Ela não diz o nome. Mas seu olhar, firme e doce, fala de coragem. Sua voz carrega uma vida marcada por dor, mas também esperança. E é essa esperança que encontra abrigo no projeto Vozes da Liberdade, criado para transformar histórias — e vidas. A iniciativa é resultado da parceria entre o Poder Judiciário estadual, através do Núcleo de Apoio às Varas de Execução Penal (Nuavep) da Comarca de Fortaleza, e o Grupo Mulheres do Brasil.

Chegando à sua sétima edição, o projeto acolhe mulheres egressas do sistema prisional e em situação de vulnerabilidade social, com a missão de restaurar o que o tempo, a violência ou o abandono tentaram destruir. O que acontece ali vai além da qualificação técnica. É um reencontro com a dignidade. Um caminho de volta para si.

“O Vozes da Liberdade é muito importante pra mim porque, nesse tempo que estou com elas, me sinto uma mulher empoderada, mais forte e mais guerreira. Sinto que não estou abandonada. Nós somos tratadas de forma igual. E hoje, no momento que mais preciso, são elas que me estendem as mãos. Por isso, eu tenho orgulho e já amo o Vozes da Liberdade!”.

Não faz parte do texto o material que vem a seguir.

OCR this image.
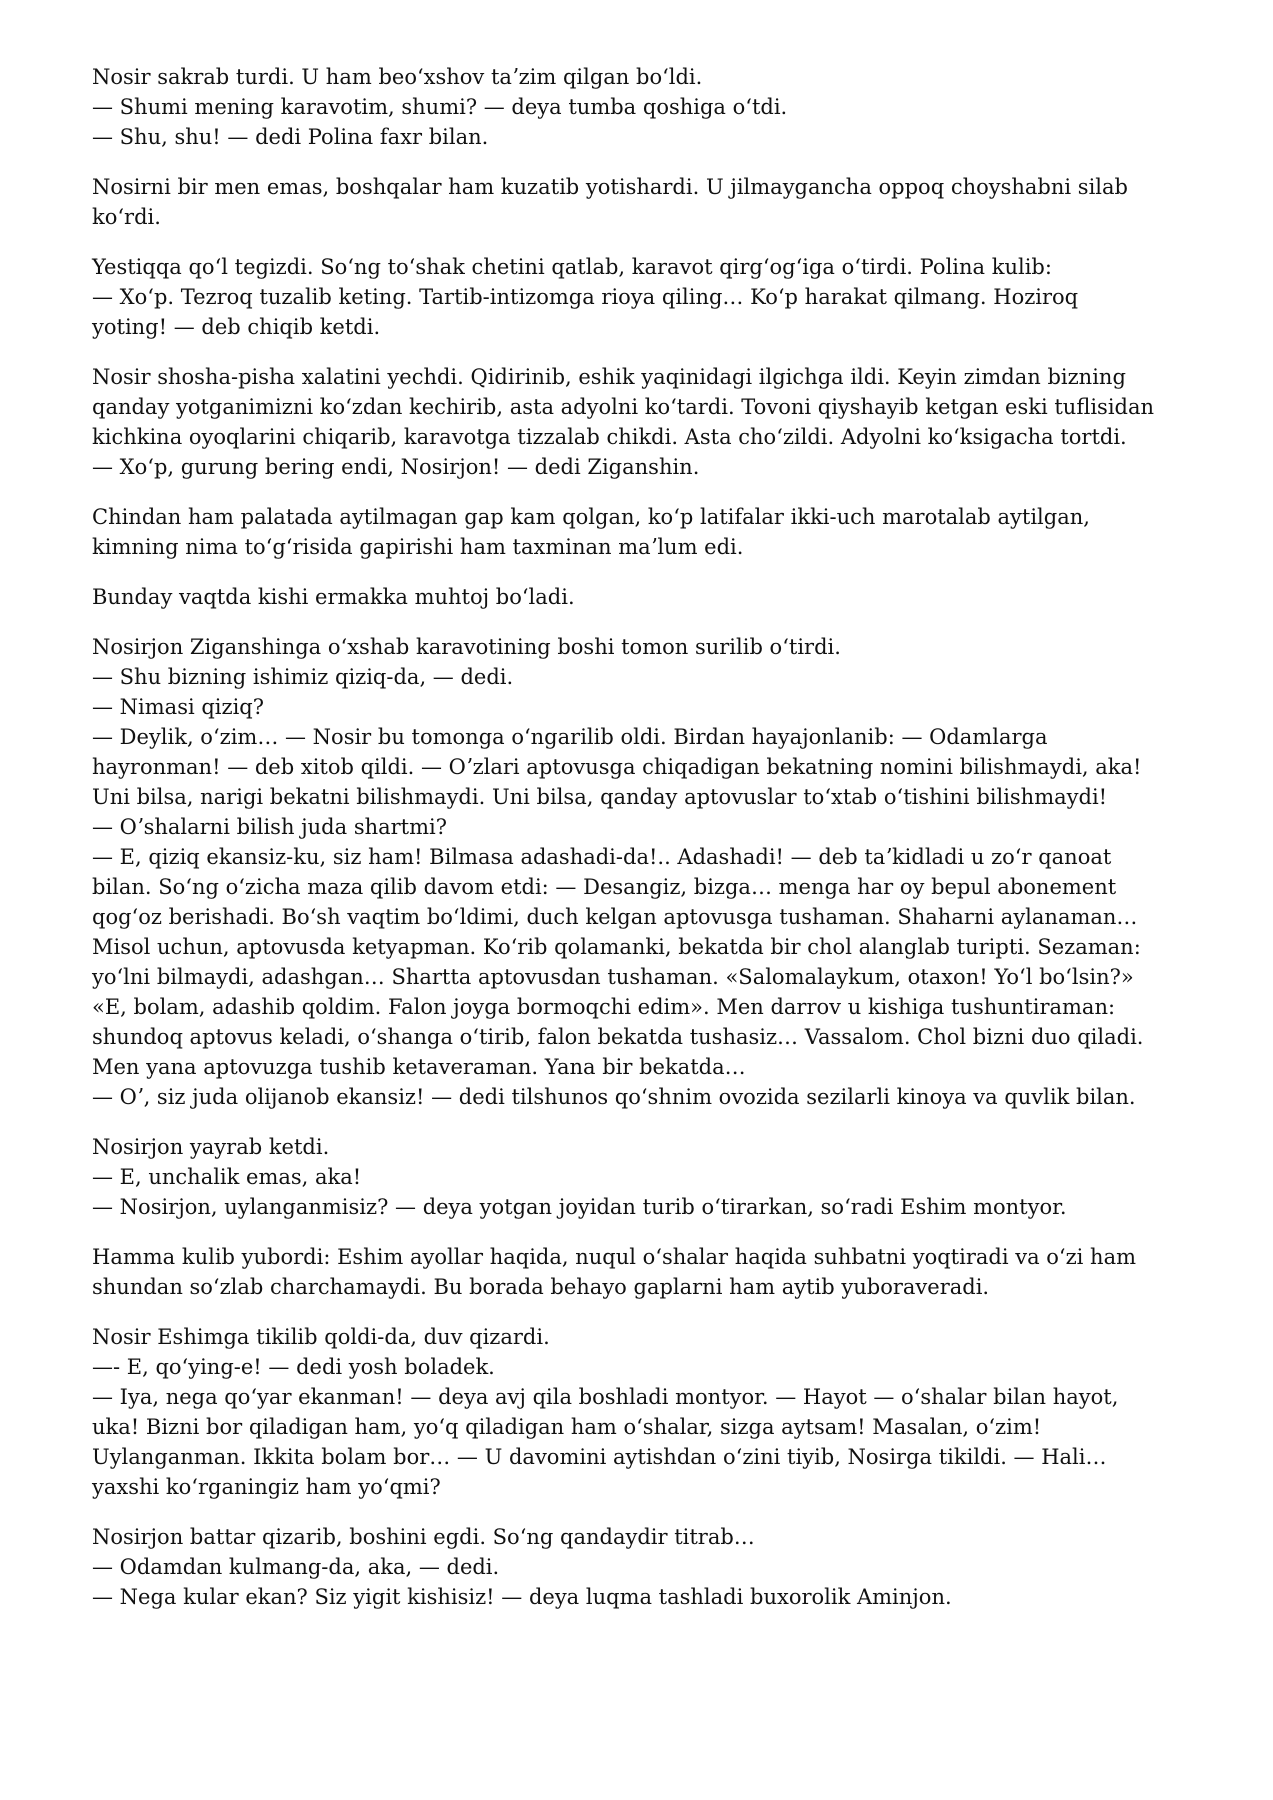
Nosir sakrab turdi. U ham beoʻxshov taʼzim qilgan boʻldi.
— Shumi mening karavotim, shumi? — deya tumba qoshiga oʻtdi.
— Shu, shu! — dedi Polina faxr bilan.
Nosirni bir men emas, boshqalar ham kuzatib yotishardi. U jilmayganchа oppoq choyshabni silab
koʻrdi.
Yestiqqa qoʻl tegizdi. Soʻng toʻshak chetini qatlab, karavot qirgʻogʻiga oʻtirdi. Polina kulib:
— Xoʻp. Tezroq tuzalib keting. Tartib-intizomga rioya qiling… Koʻp harakat qilmang. Hoziroq
yoting! — deb chiqib ketdi.
Nosir shosha-pisha xalatini yechdi. Qidirinib, eshik yaqinidagi ilgichga ildi. Keyin zimdan bizning
qanday yotganimizni koʻzdan kechirib, asta adyolni koʻtardi. Tovoni qiyshayib ketgan eski tuflisidan
kichkina oyoqlarini chiqarib, karavotga tizzalab chikdi. Asta choʻzildi. Adyolni koʻksigacha tortdi.
— Xoʻp, gurung bering endi, Nosirjon! — dedi Ziganshin.
Chindan ham palatada aytilmagan gap kam qolgan, koʻp latifalar ikki-uch marotalab aytilgan,
kimning nima toʻgʻrisida gapirishi ham taxminan maʼlum edi.
Bunday vaqtda kishi ermakka muhtoj boʻladi.
Nosirjon Ziganshinga oʻxshab karavotining boshi tomon surilib oʻtirdi.
— Shu bizning ishimiz qiziq-da, — dedi.
— Nimasi qiziq?
— Deylik, oʻzim… — Nosir bu tomonga oʻngarilib oldi. Birdan hayajonlanib: — Odamlarga
hayronman! — deb xitob qildi. — Oʼzlari aptovusga chiqadigan bekatning nomini bilishmaydi, aka!
Uni bilsa, narigi bekatni bilishmaydi. Uni bilsa, qanday aptovuslar toʻxtab oʻtishini bilishmaydi!
— Oʼshalarni bilish juda shartmi?
— E, qiziq ekansiz-ku, siz ham! Bilmasa adashadi-da!.. Adashadi! — deb taʼkidladi u zoʻr qanoat
bilan. Soʻng oʻzicha maza qilib davom etdi: — Desangiz, bizga… menga har oy bepul abonement
qogʻoz berishadi. Boʻsh vaqtim boʻldimi, duch kelgan aptovusga tushaman. Shaharni aylanaman…
Misol uchun, aptovusda ketyapman. Koʻrib qolamanki, bekatda bir chol alanglab turipti. Sezaman:
yoʻlni bilmaydi, adashgan… Shartta aptovusdan tushaman. «Salomalaykum, otaxon! Yoʻl boʻlsin?»
«E, bolam, adashib qoldim. Falon joyga bormoqchi edim». Men darrov u kishiga tushuntiraman:
shundoq aptovus keladi, oʻshanga oʻtirib, falon bekatda tushasiz… Vassalom. Chol bizni duo qiladi.
Men yana aptovuzga tushib ketaveraman. Yana bir bekatda…
— Oʼ, siz juda olijanob ekansiz! — dedi tilshunos qoʻshnim ovozida sezilarli kinoya va quvlik bilan.
Nosirjon yayrab ketdi.
— E, unchalik emas, aka!
— Nosirjon, uylanganmisiz? — deya yotgan joyidan turib oʻtirarkan, soʻradi Eshim montyor.
Hamma kulib yubordi: Eshim ayollar haqida, nuqul oʻshalar haqida suhbatni yoqtiradi va oʻzi ham
shundan soʻzlab charchamaydi. Bu borada behayo gaplarni ham aytib yuboraveradi.
Nosir Eshimga tikilib qoldi-da, duv qizardi.
—- E, qoʻying-e! — dedi yosh boladek.
— Iya, nega qoʻyar ekanman! — deya avj qila boshladi montyor. — Hayot — oʻshalar bilan hayot,
uka! Bizni bor qiladigan ham, yoʻq qiladigan ham oʻshalar, sizga aytsam! Masalan, oʻzim!
Uylanganman. Ikkita bolam bor… — U davomini aytishdan oʻzini tiyib, Nosirga tikildi. — Hali…
yaxshi koʻrganingiz ham yoʻqmi?
Nosirjon battar qizarib, boshini egdi. Soʻng qandaydir titrab…
— Odamdan kulmang-da, aka, — dedi.
— Nega kular ekan? Siz yigit kishisiz! — deya luqma tashladi buxorolik Aminjon.
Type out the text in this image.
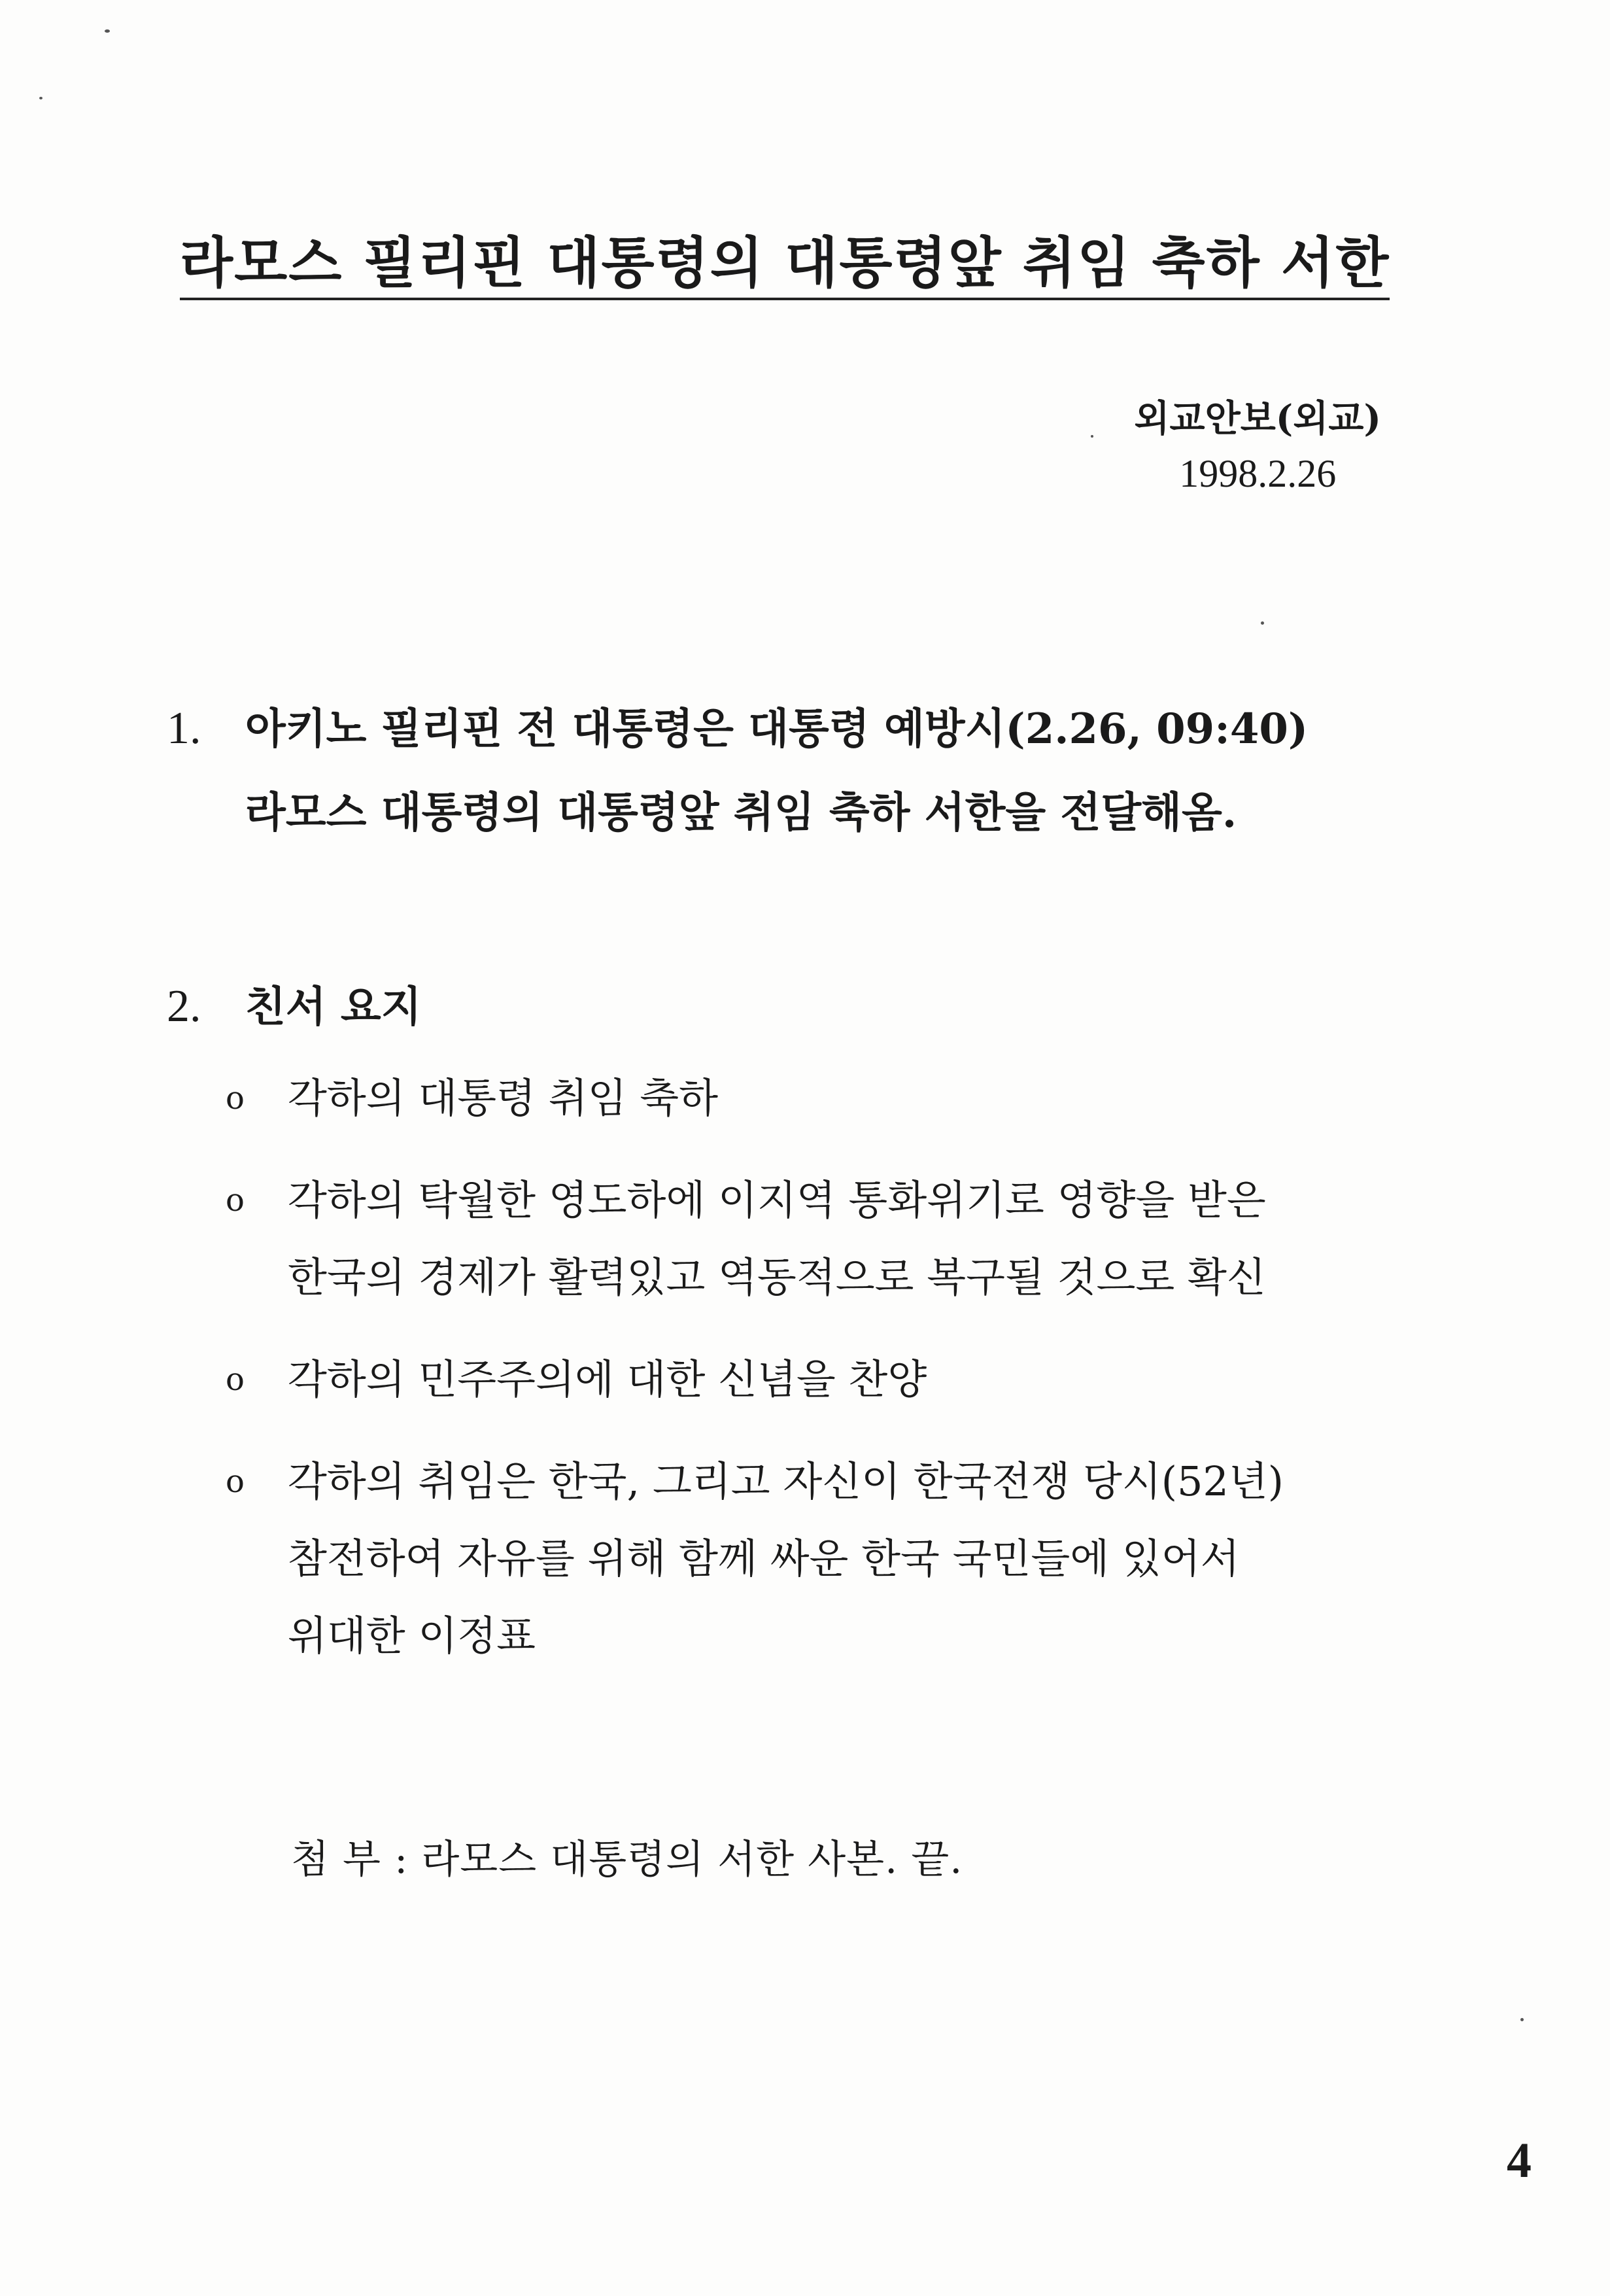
라모스 필리핀 대통령의 대통령앞 취임 축하 서한
외교안보(외교)
1998.2.26
1. 아키노 필리핀 전 대통령은 대통령 예방시(2.26, 09:40)
라모스 대통령의 대통령앞 취임 축하 서한을 전달해옴.
2. 친서 요지
o	각하의 대통령 취임 축하
o	각하의 탁월한 영도하에 이지역 통화위기로 영향을 받은
한국의 경제가 활력있고 역동적으로 복구될 것으로 확신
o	각하의 민주주의에 대한 신념을 찬양
o	각하의 취임은 한국, 그리고 자신이 한국전쟁 당시(52년)
참전하여 자유를 위해 함께 싸운 한국 국민들에 있어서
위대한 이정표
첨 부 : 라모스 대통령의 서한 사본. 끝.
4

O desabafo é de uma das participantes da nova turma do Vozes da Liberdade. Egressa do sistema prisional, ela pretende, após o aprendizado no curso de renda Tenerife, conquistar a independência financeira e se tornar uma mulher empoderada e fortalecida.

 

Projeto acolhe mulheres egressas do sistema prisional e em situação de vulnerabilidade social

 

Para além da qualificação, o projeto representa uma ponte entre o passado difícil e um futuro possível — uma reconstrução que passa pela autoestima, autonomia e, sobretudo, pela oportunidade. “Trabalhamos com formação humana e cidadania. As mulheres têm momentos de reflexão sobre a vida, sobre violência contra a mulher, sobre saúde feminina. Também recebem formação prática, com o ensino da renda Tenerife, que tem uma demanda real do mercado”, explica a supervisora do Nuavep, Silvana Cavalcante.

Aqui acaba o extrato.